Vasya is preparing a contest, and now he has written a statement for an easy problem. The statement is a string of length $$$n$$$ consisting of lowercase Latin latters. Vasya thinks that the statement can be considered hard if it contains a subsequence hard; otherwise the statement is easy. For example, hard, hzazrzd, haaaaard can be considered hard statements, while har, hart and drah are easy statements.

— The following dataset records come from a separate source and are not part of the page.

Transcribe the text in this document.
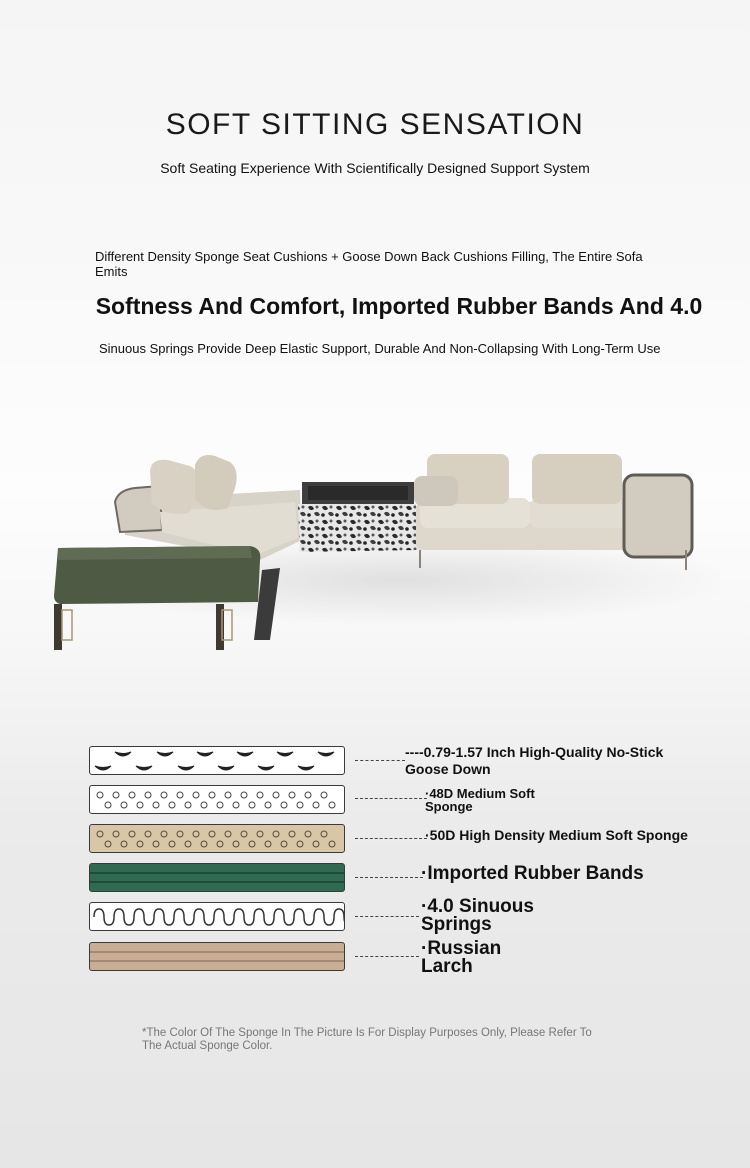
SOFT SITTING SENSATION
Soft Seating Experience With Scientifically Designed Support System
Different Density Sponge Seat Cushions + Goose Down Back Cushions Filling, The Entire Sofa Emits
Softness And Comfort, Imported Rubber Bands And 4.0
Sinuous Springs Provide Deep Elastic Support, Durable And Non-Collapsing With Long-Term Use
----0.79-1.57 Inch High-Quality No-Stick Goose Down
·48D Medium Soft Sponge
·50D High Density Medium Soft Sponge
·Imported Rubber Bands
·4.0 Sinuous Springs
·Russian Larch
*The Color Of The Sponge In The Picture Is For Display Purposes Only, Please Refer To The Actual Sponge Color.
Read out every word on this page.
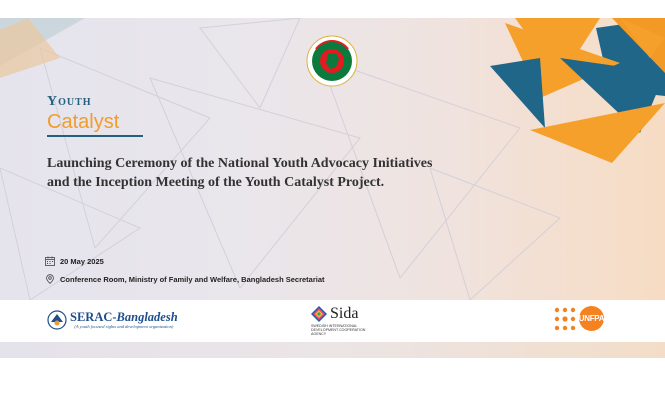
Youth
Catalyst
Launching Ceremony of the National Youth Advocacy Initiatives
and the Inception Meeting of the Youth Catalyst Project.
20 May 2025
Conference Room, Ministry of Family and Welfare, Bangladesh Secretariat
SERAC-Bangladesh
(A youth focused rights and development organization)
Sida
SWEDISH INTERNATIONAL
DEVELOPMENT COOPERATION AGENCY
UNFPA
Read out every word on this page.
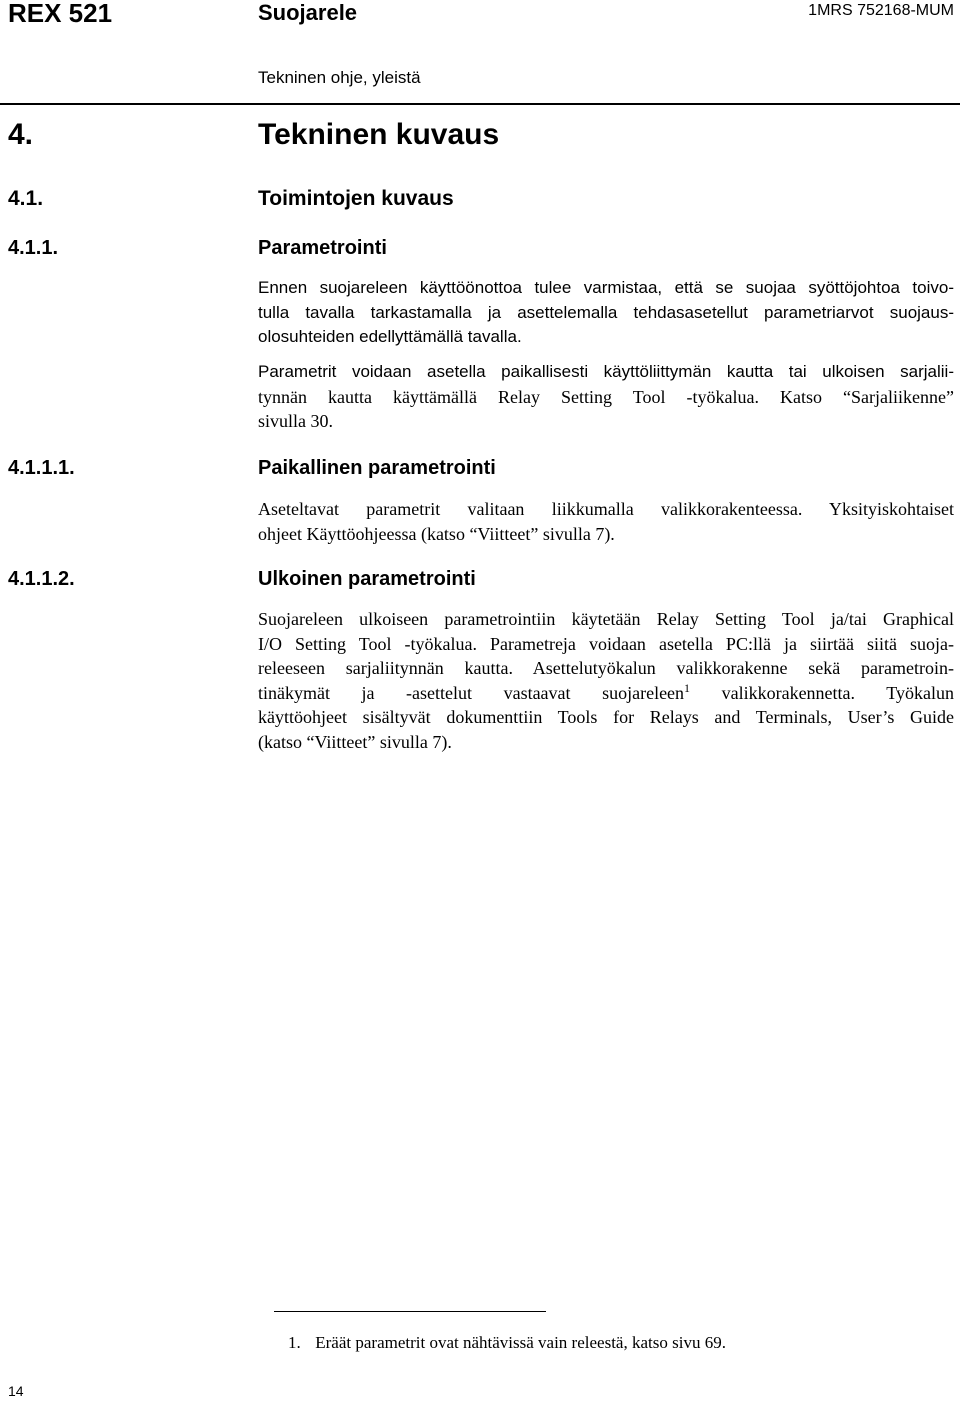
REX 521	Suojarele	1MRS 752168-MUM
Tekninen ohje, yleistä
4.	Tekninen kuvaus
4.1.	Toimintojen kuvaus
4.1.1.	Parametrointi
Ennen suojareleen käyttöönottoa tulee varmistaa, että se suojaa syöttöjohtoa toivo-
tulla tavalla tarkastamalla ja asettelemalla tehdasasetellut parametriarvot suojaus-
olosuhteiden edellyttämällä tavalla.
Parametrit voidaan asetella paikallisesti käyttöliittymän kautta tai ulkoisen sarjalii-
tynnän kautta käyttämällä Relay Setting Tool -työkalua. Katso “Sarjaliikenne”
sivulla 30.
4.1.1.1.	Paikallinen parametrointi
Aseteltavat parametrit valitaan liikkumalla valikkorakenteessa. Yksityiskohtaiset
ohjeet Käyttöohjeessa (katso “Viitteet” sivulla 7).
4.1.1.2.	Ulkoinen parametrointi
Suojareleen ulkoiseen parametrointiin käytetään Relay Setting Tool ja/tai Graphical
I/O Setting Tool -työkalua. Parametreja voidaan asetella PC:llä ja siirtää siitä suoja-
releeseen sarjaliitynnän kautta. Asettelutyökalun valikkorakenne sekä parametroin-
tinäkymät ja -asettelut vastaavat suojareleen$^1$ valikkorakennetta. Työkalun
käyttöohjeet sisältyvät dokumenttiin Tools for Relays and Terminals, User’s Guide
(katso “Viitteet” sivulla 7).
1. Eräät parametrit ovat nähtävissä vain releestä, katso sivu 69.
14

Vasya doesn't want the statement to be hard. He may remove some characters from the statement in order to make it easy. But, of course, some parts of the statement can be crucial to understanding. Initially the ambiguity of the statement is $$$0$$$, and removing $$$i$$$-th character increases the ambiguity by $$$a_i$$$ (the index of each character is considered as it was in the original statement, so, for example, if you delete character r from hard, and then character d, the index of d is still $$$4$$$ even though you delete it from the string had).
Vasya wants to calculate the minimum ambiguity of the statement, if he removes some characters (possibly zero) so that the statement is easy. Help him to do it!
Recall that subsequence is a sequence that can be derived from another sequence by deleting some elements without changing the order of the remaining elements.
The first line contains one integer $$$n$$$ ($$$1 \le n \le 10^5$$$) — the length of the statement.
The second line contains one string $$$s$$$ of length $$$n$$$, consisting of lowercase Latin letters — the statement written by Vasya.
The third line contains $$$n$$$ integers $$$a_1, a_2, \dots, a_n$$$ ($$$1 \le a_i \le 998244353$$$).
Print minimum possible ambiguity of the statement after Vasya deletes some (possibly zero) characters so the resulting statement is easy.
6 hhardh 3 2 9 11 7 1
8 hhzarwde 3 2 6 9 4 8 7 1
6 hhaarr 1 2 3 4 5 6
In the first example, first two characters are removed so the result is ardh.
In the second example, $$$5$$$-th character is removed so the result is hhzawde.
In the third example there's no need to remove anything.